When it comes to the price of a home, we Canadians are a “middle-of-the-pack” bunch compared with other countries.

House prices in Canada have gone up 1.5 times over the past two decades, about the same as in Belgium, Denmark, France and Finland, according to Bank of International Settlements data reported by BMO Capital Markets. That’s just ahead of the United States, Ireland and Spain (post-corrections).

Compare that to Norway, which – at four times the price of a house in 1995 – is way above 17 advanced countries.

Great Britain, Australia and Sweden clock in at three times higher.
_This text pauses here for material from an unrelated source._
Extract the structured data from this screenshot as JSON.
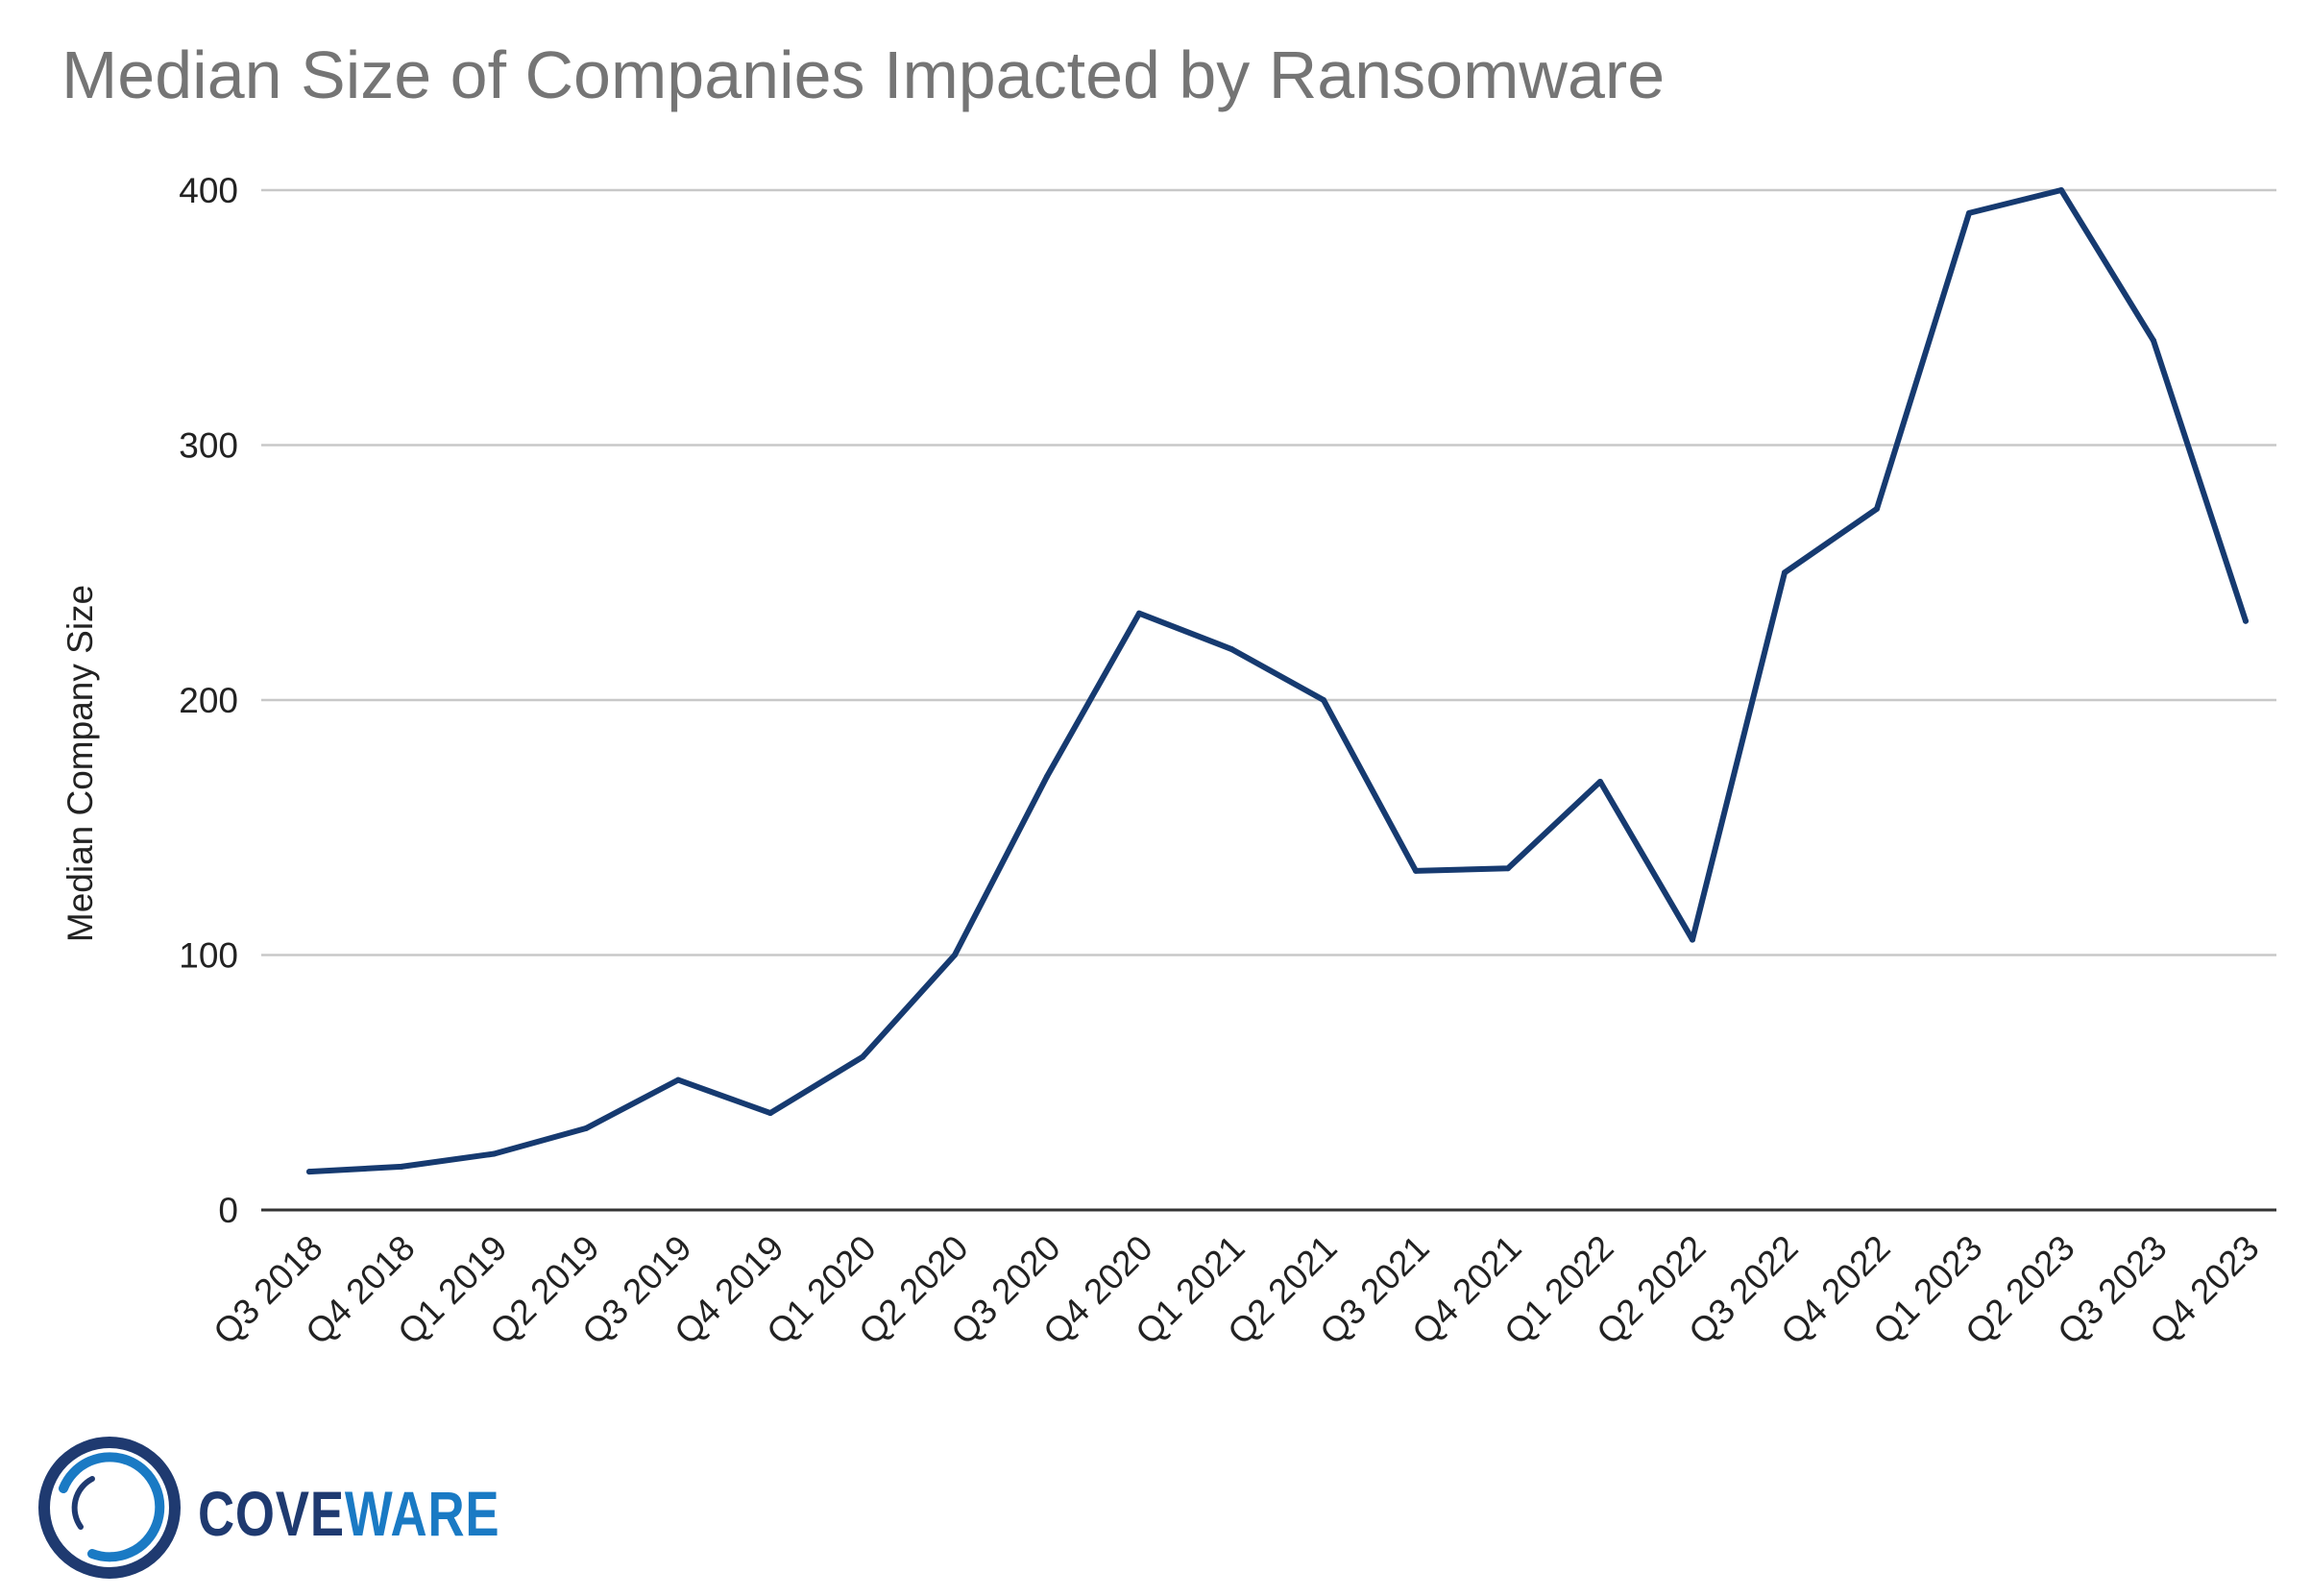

The only country with prices that have actually fallen is – no surprise? – Japan, at 45 per cent lower “and still falling,” as BMO senior economist Sal Guatieri puts it.

Meanwhile, over at Canada Mortgage and Housing Corp., the 2014 review of the state of housing in Canada drills deep down into demographics, finance, markets, trends and housing conditions.

Not surprisingly, household growth between 2006 and 2011 was strongest among the 60-64 age set, the leading edge of the ever-influential baby boom generation.

New-home prices increased on average 2.3 per cent in 2012, with growth posted in 18 of 21 urban centres covered. The biggest increase – 5 per cent – was in the Toronto-Oshawa region, while the largest decrease was in Victoria: 3 per cent.

The average resale price of a home on the Multiple Listing Service in 2013? $382,576, up from $363,469 in the previous year. A 2012 survey indicates that 31 per cent of recent buyers reported making either a lump-sum payment or increasing their regular mortgage payment, or both, in order to pay off their mortgage sooner, up from 29 per cent in 2011.

As of the first quarter of 2014, 0.31 per cent of residential mortgages were three or more months in arrears, down from 0.34 per cent a year earlier. That’s the lowest level since 2008, due to the improvement in economic conditions.

And Canadians’ ability to service their mortgage debts improved: in 2013, the ratio of average mortgage debt-service costs to annual personal disposable income stood at 3.66 per cent, a whisper of a decline from 3.7 per cent in 2012 and below the average of 4.1 per cent since 2000.

One-person households are the fastest-growing type of household, accounting for 28 per cent of households in 2011, more than twice their 13-per-cent share in 1971.

Households made up of couples with kids accounted for 29 per cent of households in 2011, down from 50 per cent in 1971. In 2011, women made up 65 per cent of condominium owner-occupants living alone. At the age-55-and-above level, that jumps to 76 per cent.